The United Nations says that nearly 20,000 people have been killed during the conflict that began as peaceful pro-democracy protests and had grown into a civil war, pitting a mainly Sunni Muslim opposition against the ruling Assad family, who are members of the Alawite faith, an offshoot of Shi'ite Islam.
"We have seen the immense human cost of failing to protect," Ban said. "We cannot look the other way while the increasing sectarian violence spirals out of control, the humanitarian emergency escalates, and the crisis spills over borders."
Western Security Council members agree with Ban. German U.N. Ambassador Peter Wittig, Security Council president for September, described the crisis in Syria on Wednesday as concerning and dramatic and "yet the council is divided."
"The price of lacking unity has to be paid by the Syrian people and that's most deplorable," he said. "Council members are not happy about the lack of unity and it's certainly to the detriment of this body and the United Nations in general."

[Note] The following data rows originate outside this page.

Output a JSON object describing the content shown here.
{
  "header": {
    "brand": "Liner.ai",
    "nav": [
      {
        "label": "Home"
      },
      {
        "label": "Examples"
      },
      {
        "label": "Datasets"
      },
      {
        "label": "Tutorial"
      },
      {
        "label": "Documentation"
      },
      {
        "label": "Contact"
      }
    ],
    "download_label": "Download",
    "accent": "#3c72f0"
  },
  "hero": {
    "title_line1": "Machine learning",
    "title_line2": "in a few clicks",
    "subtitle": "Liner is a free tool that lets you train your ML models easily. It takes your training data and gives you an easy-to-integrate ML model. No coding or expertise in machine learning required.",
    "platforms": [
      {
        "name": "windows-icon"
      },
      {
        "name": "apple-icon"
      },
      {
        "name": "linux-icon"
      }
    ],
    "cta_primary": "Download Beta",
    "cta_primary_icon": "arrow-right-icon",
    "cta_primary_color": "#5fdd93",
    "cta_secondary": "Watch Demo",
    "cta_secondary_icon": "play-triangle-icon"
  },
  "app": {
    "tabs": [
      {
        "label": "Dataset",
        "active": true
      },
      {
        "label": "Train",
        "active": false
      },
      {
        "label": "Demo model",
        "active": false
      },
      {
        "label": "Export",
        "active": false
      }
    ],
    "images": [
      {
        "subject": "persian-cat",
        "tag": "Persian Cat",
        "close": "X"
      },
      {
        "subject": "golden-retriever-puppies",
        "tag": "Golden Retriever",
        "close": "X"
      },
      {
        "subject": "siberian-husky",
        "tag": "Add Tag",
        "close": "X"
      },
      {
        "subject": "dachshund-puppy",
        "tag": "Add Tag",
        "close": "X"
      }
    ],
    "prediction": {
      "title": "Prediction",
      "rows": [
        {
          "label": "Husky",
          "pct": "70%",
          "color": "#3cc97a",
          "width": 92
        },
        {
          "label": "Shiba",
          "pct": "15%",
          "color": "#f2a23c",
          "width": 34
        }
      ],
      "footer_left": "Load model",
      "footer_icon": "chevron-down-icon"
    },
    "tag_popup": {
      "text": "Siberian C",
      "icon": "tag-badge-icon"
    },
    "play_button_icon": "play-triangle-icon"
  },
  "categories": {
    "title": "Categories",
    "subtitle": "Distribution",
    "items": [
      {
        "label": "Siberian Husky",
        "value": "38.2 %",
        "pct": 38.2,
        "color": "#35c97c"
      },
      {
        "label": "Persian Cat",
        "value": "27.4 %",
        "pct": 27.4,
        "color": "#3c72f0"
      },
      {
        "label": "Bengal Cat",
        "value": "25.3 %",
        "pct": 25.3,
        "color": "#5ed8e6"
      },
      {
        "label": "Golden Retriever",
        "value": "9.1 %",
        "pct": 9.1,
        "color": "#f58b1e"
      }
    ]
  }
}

Following the third veto of a resolution on Syria by Russia and China in July, U.S. ambassador to the United Nations, Susan Rice, said the council has hit a "substantive dead end." Most recently, a council meeting organized by France on Syria's aid crisis on Thursday achieved nothing new.
"The council is deeply divided," French U.N. Ambassador Gerard Araud, who was president of the council for August, told reporters on Friday. "We haven't had three vetoes on the same topic since the cold war."
"So in political terms it is nearly impossible to move forward," he said. "Even on humanitarian issues, it was impossible to get an outcome. It was impossible to find a common ground."